Vlad Butucea is a Glasgow-based, Romanian-born playwright.
Formerly mentored by Playwrights’ Studio Scotland, Vlad made his professional debut writing one part of National Theatre Scotland’s sci-fi trilogy Interference (2019). Recently, he was a contributing writer on Hope Dickson Leach’s film Ghost Light (National Theatre of Scotland, Edinburgh International Festival) and received a grant from the Edwin Morgan Trust to create work for Morgan’s Centenary celebrations (2020/2021).
His new play Silkworm, nominated for the 2020 Popcorn Award, will premiere at next year’s Edinburgh Festival Fringe in a Pearlfisher x The Byre Theatre co-production and in association with Assembly Festival.
Vlad's work explores a variety of themes including digital culture, queer politics and ecology. He is working towards a PhD in queer digital theatre at the University of Glasgow.
Representation: Michael Eliot-Finch at Brennan Artists Associates.
2020 - Ghost Light (contributing writer)
Conceived by Hope Dickson Leach, Jackie Wylie and Philip Howard.
A National Theatre of Scotland film in association with Selkie Productions. Commissioned by
Edinburgh International Festival.
2021 - Silkworm (writer)
Directed by Philip Howard. Pearlfisher in co-production with The Byre Theatre and in association with Assembly
Festival. Nominated for the 2020 Popcorn Writing Award.
2021 - The Edwin Morgan Centenary (writer)
Awarded one of The Second Life Grants by the Edwin Morgan Trust.
2019 - Interference: Glowstick (writer)
Directed by Cora Bissett. National Theatre of Scotland.
"The trilogy ends with Vlad Butucea’s impressive debut Glowstick, about the evolving relationship between a woman with severe disability who just wants to die, and Ida, the android sent to look after her. Amid some brilliantly vivid and dream-like language – and with Maureen Beattie and Moyo Akandé both in exquisite form – the play emerges as a richly memorable piece of theatre". Joyce Mcmillan in The Scotsman (22nd March 2019)
2017 - ongoing.
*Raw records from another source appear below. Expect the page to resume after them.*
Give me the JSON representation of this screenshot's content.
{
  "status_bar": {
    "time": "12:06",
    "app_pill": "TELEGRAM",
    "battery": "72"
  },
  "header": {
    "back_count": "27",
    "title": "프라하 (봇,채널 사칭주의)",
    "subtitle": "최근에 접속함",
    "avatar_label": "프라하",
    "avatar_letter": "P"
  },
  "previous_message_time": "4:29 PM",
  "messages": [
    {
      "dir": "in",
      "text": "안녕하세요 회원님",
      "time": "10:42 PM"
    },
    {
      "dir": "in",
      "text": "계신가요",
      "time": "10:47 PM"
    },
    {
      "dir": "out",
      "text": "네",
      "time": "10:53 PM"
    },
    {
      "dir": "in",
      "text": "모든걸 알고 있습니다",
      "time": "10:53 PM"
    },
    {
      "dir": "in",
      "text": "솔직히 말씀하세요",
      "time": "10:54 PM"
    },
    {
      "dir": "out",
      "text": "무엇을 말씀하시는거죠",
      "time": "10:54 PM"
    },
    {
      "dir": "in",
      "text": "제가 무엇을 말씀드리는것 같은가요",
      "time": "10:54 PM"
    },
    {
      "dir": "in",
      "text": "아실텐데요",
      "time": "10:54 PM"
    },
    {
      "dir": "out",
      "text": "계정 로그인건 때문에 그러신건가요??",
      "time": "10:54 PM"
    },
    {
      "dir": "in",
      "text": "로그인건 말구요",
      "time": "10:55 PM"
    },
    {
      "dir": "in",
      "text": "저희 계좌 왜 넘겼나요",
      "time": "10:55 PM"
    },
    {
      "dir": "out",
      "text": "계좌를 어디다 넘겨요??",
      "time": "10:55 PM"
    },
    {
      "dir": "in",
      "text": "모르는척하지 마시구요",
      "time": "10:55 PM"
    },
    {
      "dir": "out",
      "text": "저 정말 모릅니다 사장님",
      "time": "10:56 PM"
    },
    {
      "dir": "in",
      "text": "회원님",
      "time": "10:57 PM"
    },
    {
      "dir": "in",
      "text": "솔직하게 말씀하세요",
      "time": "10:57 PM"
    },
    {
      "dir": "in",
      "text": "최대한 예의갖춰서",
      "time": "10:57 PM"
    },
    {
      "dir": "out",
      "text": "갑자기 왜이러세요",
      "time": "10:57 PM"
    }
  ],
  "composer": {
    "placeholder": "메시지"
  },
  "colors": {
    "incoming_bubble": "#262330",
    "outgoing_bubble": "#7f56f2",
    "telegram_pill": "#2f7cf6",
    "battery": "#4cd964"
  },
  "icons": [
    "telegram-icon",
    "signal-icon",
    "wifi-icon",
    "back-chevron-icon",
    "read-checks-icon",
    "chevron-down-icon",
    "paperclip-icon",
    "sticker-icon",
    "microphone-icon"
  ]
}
PhD Candidate in Queer Digital Theatre. University of Glasgow.
Queer digital theatre brings humans and technologies in a close, intimate embrace. In the sensual exchange between flesh and digital, spectators can experience their bodies differently. Queered, touched or invaded by technological agencies, they enter a process of transformation beyond the limits of skin, beyond the known ways to be human.
My PhD asks what is the relationship between human bodies and digital technologies in theatre? How can spectators' bodies be digitally queered, touched or challenged? What does it mean to share an intimate embrace with a non-human performer? What are the possibilities and ethical limitations of these actions? Employing theoretical frameworks from Judith Butler, Donna Haraway or Sara Ahmed, I argue that queer digital theatre can change the ways in which we understand our bodies, our sexualities, our genders, and our humanity in general.
Just published: 2020. "Gaming as Everything. Challenging the Anthropocene through Nomadic Performativity" in
Nordic Theatre Studies special issue on "Theatre and the Anthropocene".
Recent conference papers: 2018. The Cyborg Spectator: Cyborg Embodiment in Digital Performance. Paper presented at the International Federation for Theatre Research Conference. July. Belgrade.
2018. Limbo: The World through an Asylum Seeker’s Body in The Guardian VR. Paper presented at the Theatre and Performance Research Association Conference. Sept. Aberystwyth.
2018. Nicola Hunter’s MOTHERFUCKER: Queer Embodiment in Digital Performance. Paper presented at the Connections PG Conference. June. Glasgow.